CFS is designed for file storage, and all files are stored as they are, so the compression process for files needs to be completed before uploading.

Files are divided into a large number of blocks when stored, and the blocks are stored in different containers. Blocks are the basic unit of communication and synchronization between file servers.

Containers are designed as data structures that can scale in size according to the number of blocks (currently not implemented, but the corresponding interface is reserved). Each container will create a corresponding index, and the file location can be quickly addressed through the index.

Files are distributed by hash values, which can disperse files well. Usually, there will be no performance degradation due to files gathering in the same hot spot area.

Data Structure

CFS is designed to support the storage of large files.

By organizing countless blocks into containers, and then organizing them into container groups, a container group can accommodate a large number of files.

The support for large files depends on the disk size of the current server, and the support for larger files has not been completed.

Availability

CFS is designed to achieve the goal of being able to use the service partially in the event of a failure, and to maintain the basic data storage and retrieval functions.

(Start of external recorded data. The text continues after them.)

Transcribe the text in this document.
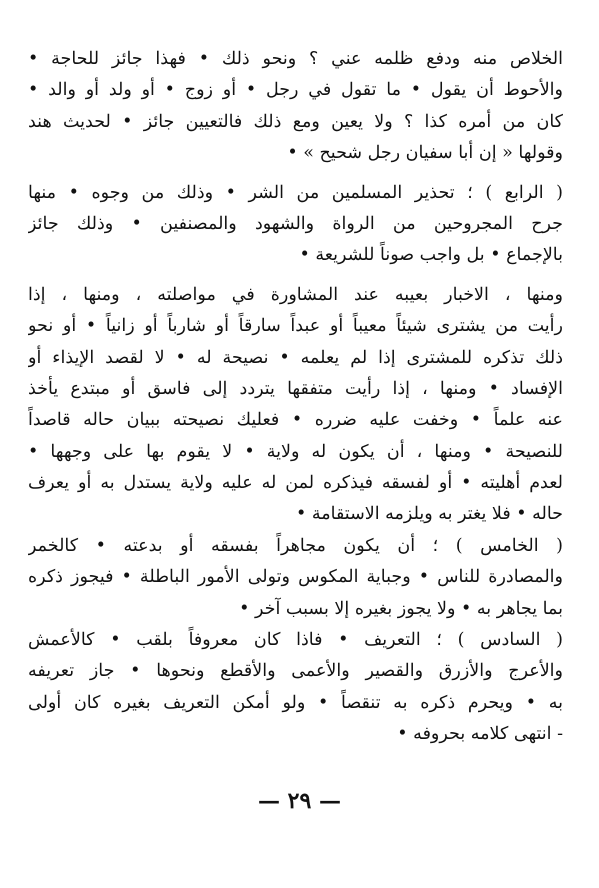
الخلاص منه ودفع ظلمه عني ؟ ونحو ذلك • فهذا جائز للحاجة •
والأحوط أن يقول • ما تقول في رجل • أو زوج • أو ولد أو والد •
كان من أمره كذا ؟ ولا يعين ومع ذلك فالتعيين جائز • لحديث هند
وقولها « إن أبا سفيان رجل شحيح » •
( الرابع ) ؛ تحذير المسلمين من الشر • وذلك من وجوه • منها
جرح المجروحين من الرواة والشهود والمصنفين • وذلك جائز
بالإجماع • بل واجب صوناً للشريعة •
ومنها ، الاخبار بعيبه عند المشاورة في مواصلته ، ومنها ، إذا
رأيت من يشترى شيئاً معيباً أو عبداً سارقاً أو شارباً أو زانياً • أو نحو
ذلك تذكره للمشترى إذا لم يعلمه • نصيحة له • لا لقصد الإيذاء أو
الإفساد • ومنها ، إذا رأيت متفقها يتردد إلى فاسق أو مبتدع يأخذ
عنه علماً • وخفت عليه ضرره • فعليك نصيحته ببيان حاله قاصداً
للنصيحة • ومنها ، أن يكون له ولاية • لا يقوم بها على وجهها •
لعدم أهليته • أو لفسقه فيذكره لمن له عليه ولاية يستدل به أو يعرف
حاله • فلا يغتر به ويلزمه الاستقامة •
( الخامس ) ؛ أن يكون مجاهراً بفسقه أو بدعته • كالخمر
والمصادرة للناس • وجباية المكوس وتولى الأمور الباطلة • فيجوز ذكره
بما يجاهر به • ولا يجوز بغيره إلا بسبب آخر •
( السادس ) ؛ التعريف • فاذا كان معروفاً بلقب • كالأعمش
والأعرج والأزرق والقصير والأعمى والأقطع ونحوها • جاز تعريفه
به • ويحرم ذكره به تنقصاً • ولو أمكن التعريف بغيره كان أولى
- انتهى كلامه بحروفه •
— ٢٩ —
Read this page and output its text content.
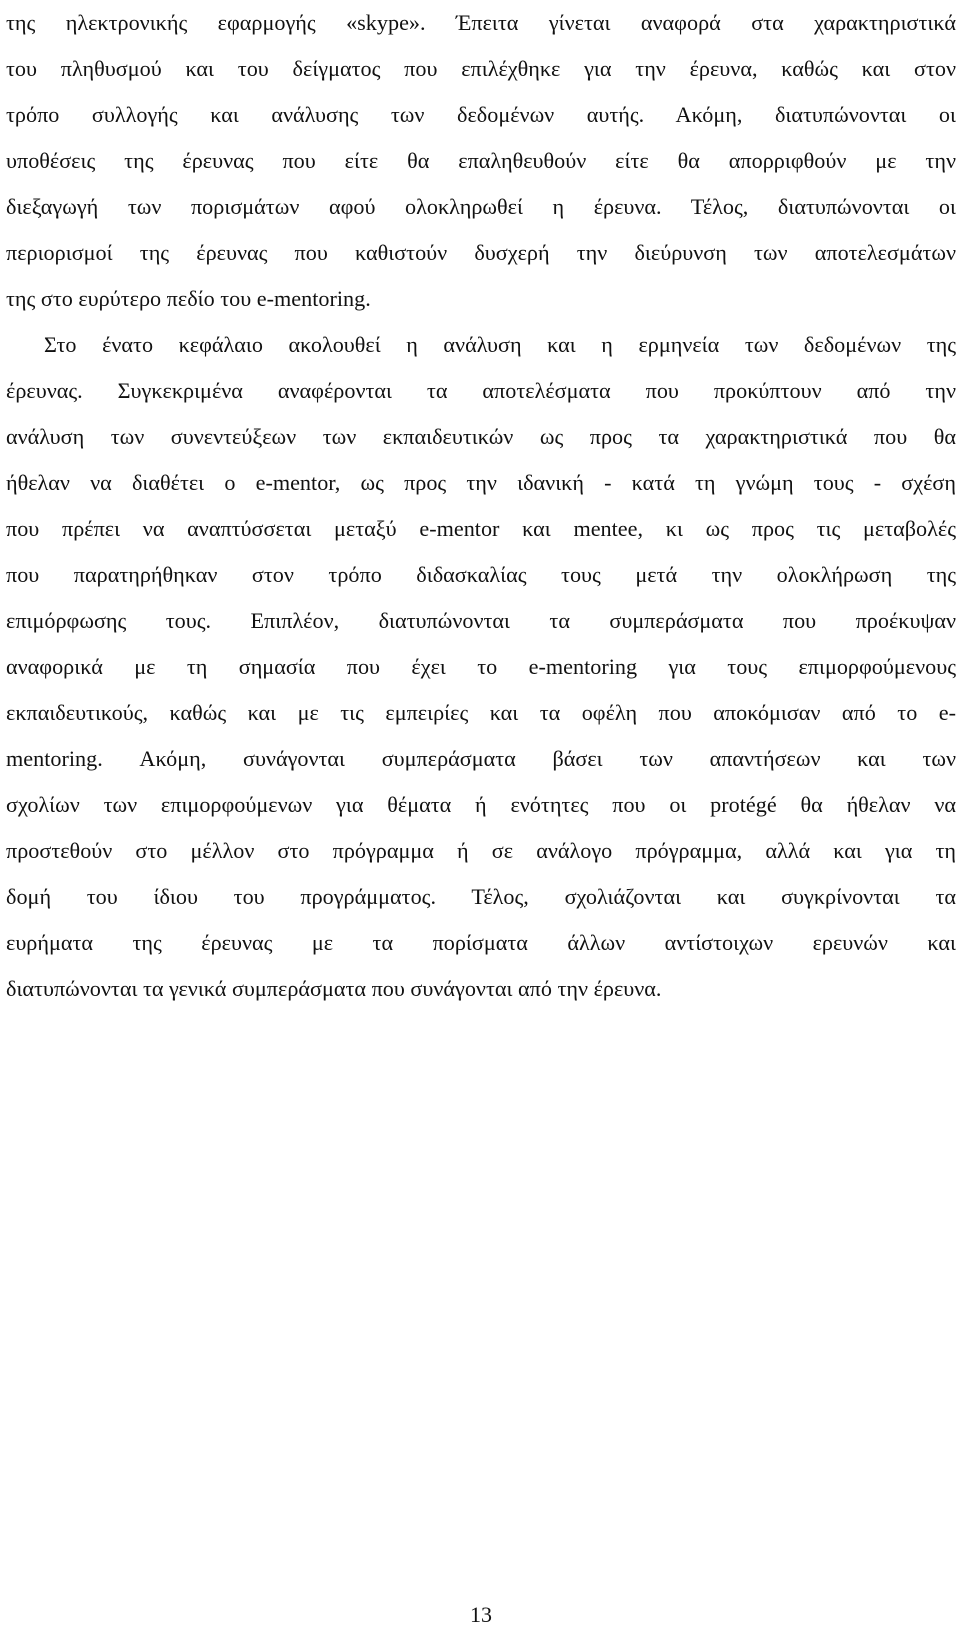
της ηλεκτρονικής εφαρμογής «skype». Έπειτα γίνεται αναφορά στα χαρακτηριστικά
του πληθυσμού και του δείγματος που επιλέχθηκε για την έρευνα, καθώς και στον
τρόπο συλλογής και ανάλυσης των δεδομένων αυτής. Ακόμη, διατυπώνονται οι
υποθέσεις της έρευνας που είτε θα επαληθευθούν είτε θα απορριφθούν με την
διεξαγωγή των πορισμάτων αφού ολοκληρωθεί η έρευνα. Τέλος, διατυπώνονται οι
περιορισμοί της έρευνας που καθιστούν δυσχερή την διεύρυνση των αποτελεσμάτων
της στο ευρύτερο πεδίο του e-mentoring.
Στο ένατο κεφάλαιο ακολουθεί η ανάλυση και η ερμηνεία των δεδομένων της
έρευνας. Συγκεκριμένα αναφέρονται τα αποτελέσματα που προκύπτουν από την
ανάλυση των συνεντεύξεων των εκπαιδευτικών ως προς τα χαρακτηριστικά που θα
ήθελαν να διαθέτει ο e-mentor, ως προς την ιδανική - κατά τη γνώμη τους - σχέση
που πρέπει να αναπτύσσεται μεταξύ e-mentor και mentee, κι ως προς τις μεταβολές
που παρατηρήθηκαν στον τρόπο διδασκαλίας τους μετά την ολοκλήρωση της
επιμόρφωσης τους. Επιπλέον, διατυπώνονται τα συμπεράσματα που προέκυψαν
αναφορικά με τη σημασία που έχει το e-mentoring για τους επιμορφούμενους
εκπαιδευτικούς, καθώς και με τις εμπειρίες και τα οφέλη που αποκόμισαν από το e-
mentoring. Ακόμη, συνάγονται συμπεράσματα βάσει των απαντήσεων και των
σχολίων των επιμορφούμενων για θέματα ή ενότητες που οι protégé θα ήθελαν να
προστεθούν στο μέλλον στο πρόγραμμα ή σε ανάλογο πρόγραμμα, αλλά και για τη
δομή του ίδιου του προγράμματος. Τέλος, σχολιάζονται και συγκρίνονται τα
ευρήματα της έρευνας με τα πορίσματα άλλων αντίστοιχων ερευνών και
διατυπώνονται τα γενικά συμπεράσματα που συνάγονται από την έρευνα.
13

When it is confirmed that one of the file-servers has failed (usually data corruption), the meta-server will try to allocate the data of other replicas for repair.

Heartbeat

Every file-server periodically sends heartbeat information to meta-server. When no heartbeat is received from the file-server for a period of time, it is considered that the server is down and marked as dead, and no requests will be sent or forwarded to them.

The file-server crash may cause the number of replicas of some files to decrease, so the meta-server needs to confirm which file replicas are lost and start the synchronization process if necessary.

After the file-server is marked as dead, the time delay for starting the synchronization process is long (usually more than 10 minutes). This is to prevent a large number of replication requests from being sent due to temporary loss caused by server status fluctuations or network status fluctuations, causing a network storm.

Data Integrity

Data corruption during transmission is highly possible, such as disk failure or network failure.

To ensure that the data is always complete when it is obtained, the meta-server always saves the hash value of the file for verification after uploading.

Consistency

CFS always maintains a soft state, there is a data delay in the synchronization of replicas between different file servers.

This is because in the CFS architecture design, the file is actually in a read-only state in the system, and the container is the basic unit of synchronization when synchronizing replicas.

After the container is synchronized, the file can remain in the available state in this replica, regardless of whether the container changes later, so there is no need to keep the consistent state at all times.

Contributing

You can contribute to this project by submitting issues or pull requests.

For major changes, please open an issue first to discuss what you would like to change.

License

Cloudhub - A high available, scalable distributed file system.
Copyright (C) 2022 Cloudhub

This program is free software; you can redistribute it and/or modify
it under the terms of the GNU General Public License as published by
the Free Software Foundation; either version 2 of the License, or
(at your option) any later version.

This program is distributed in the hope that it will be useful,
but WITHOUT ANY WARRANTY; without even the implied warranty of
MERCHANTABILITY or FITNESS FOR A PARTICULAR PURPOSE.  See the
GNU General Public License for more details.

You should have received a copy of the GNU General Public License along
with this program; if not, write to the Free Software Foundation, Inc.,
51 Franklin Street, Fifth Floor, Boston, MA 02110-1301 USA.